If you have gardening questions, Paul James has the answers.
Question: What is the difference between the terms conifer and evergreen? Are they interchangeable?
Answer: Evergreen plants retain their leaves year-round, as opposed to deciduous plants, which lose their leaves and go dormant during the fall and winter months. There are broadleaf evergreens, such as acubas (pictured), magnolias, laurels, hollies and azaleas, and there are needle-leaf evergreens such as pines, junipers, spruces and yews.
Conifers are plants that produce cones, most of which have a familiar cone look and shape, although on junipers, the cones look more like berries. But here's an important point: not all evergreens are conifers, and not all conifers are evergreen.
Most of the broadleaf evergreens don’t produce cones. But larches, bald cypress and ginkgos are deciduous plants that do produce cones. And to make things even more confusing, there are plants that behave as evergreens in the south but are deciduous in the north, such as Abelia. There are also so-called semi-evergreens, which, depending on the severity of the winter, may be either evergreen or deciduous, such as certain Viburnum.
Question: Do slow-release granular fertilizers really last up to six months or more?
Answer: It depends. This popular fertilizer is a synthetic formulation that’s encapsulated in a material that slowly dissolves to release the nutrients.
The rate at which the little beads dissolve is dependent on the temperature of the soil. The manufacturer’s claim is based on soil temperatures of 70 degrees Fahrenheit. But in container plants in particular, soil temperatures can easily reach the mid-80s, even higher. And higher temperatures greatly reduce the time during which the fertilizer remains effective.
Question: Have you seen an elderberry named Black Lace?
Answer: You bet! It’s Sambucus nigra 'Eva'. Black Lace, a European elder, has been getting a lot of publicity lately, and it’s no wonder. This USDA Zone 4 beauty has a striking purplish-black foliage, and the leaves are deeply cut.
Black Lace can tolerate full sun in the north, but it needs afternoon shade in the south. It will quickly reach a height of six to eight feet by roughly six feet wide, although it can be pruned back to a more manageable size. And it produces creamy pink flowers in the spring.
Question: Can you grow blueberries in containers?
Answer: Absolutely! The variety known as 'Sunshine Blue' does particularly well in containers.
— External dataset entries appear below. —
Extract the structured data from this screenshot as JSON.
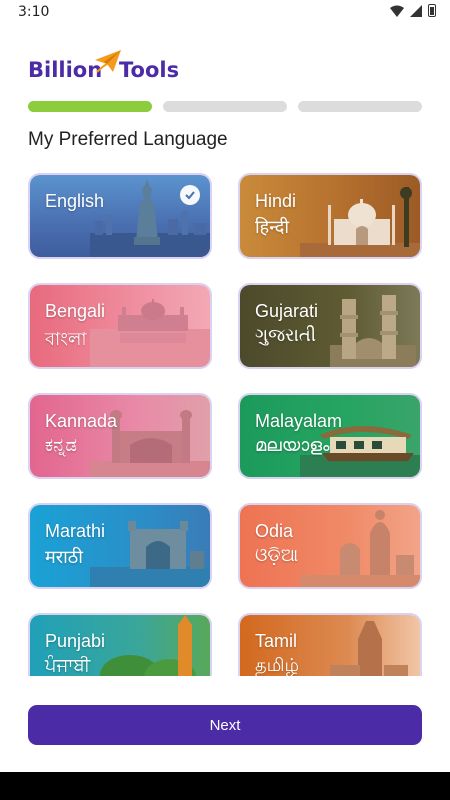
{
  "status_bar": {
    "time": "3:10"
  },
  "logo": {
    "part1": "Billion",
    "part2": "Tools"
  },
  "progress": {
    "steps": 3,
    "current_step": 1
  },
  "title": "My Preferred Language",
  "languages": [
    {
      "name": "English",
      "native": "",
      "selected": true
    },
    {
      "name": "Hindi",
      "native": "हिन्दी",
      "selected": false
    },
    {
      "name": "Bengali",
      "native": "বাংলা",
      "selected": false
    },
    {
      "name": "Gujarati",
      "native": "ગુજરાતી",
      "selected": false
    },
    {
      "name": "Kannada",
      "native": "ಕನ್ನಡ",
      "selected": false
    },
    {
      "name": "Malayalam",
      "native": "മലയാളം",
      "selected": false
    },
    {
      "name": "Marathi",
      "native": "मराठी",
      "selected": false
    },
    {
      "name": "Odia",
      "native": "ଓଡ଼ିଆ",
      "selected": false
    },
    {
      "name": "Punjabi",
      "native": "ਪੰਜਾਬੀ",
      "selected": false
    },
    {
      "name": "Tamil",
      "native": "தமிழ்",
      "selected": false
    }
  ],
  "next_button": {
    "label": "Next"
  },
  "colors": {
    "brand": "#4b2ba6",
    "accent_orange": "#f59a1b",
    "progress_active": "#8dcc3c"
  }
}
It’s a highbush blueberry called Vaccinium corymbosum.
Most blueberries require highly acidic soil, betweeen 4.5 to 5.5. But this one can tolerate a much higher pH, in the neighborhood of 6.5, which is close to the pH of most potting mixes. It’s also self-pollinating and requires only 150 chilling hours to set fruit, which means it can grown much farther south than other highbush blueberry varieties.
Question: Do polymer water-absorbing crystals really work?
Answer: They sure do. When added to potting mix for container plants, they absorb several times their weight in water, then slowly release it, so moisture levels remain fairly steady.
And now there’s a gel form that you inject into the soil with a caulking gun, so if you forget to add the crystals at planting time, you can still add them later.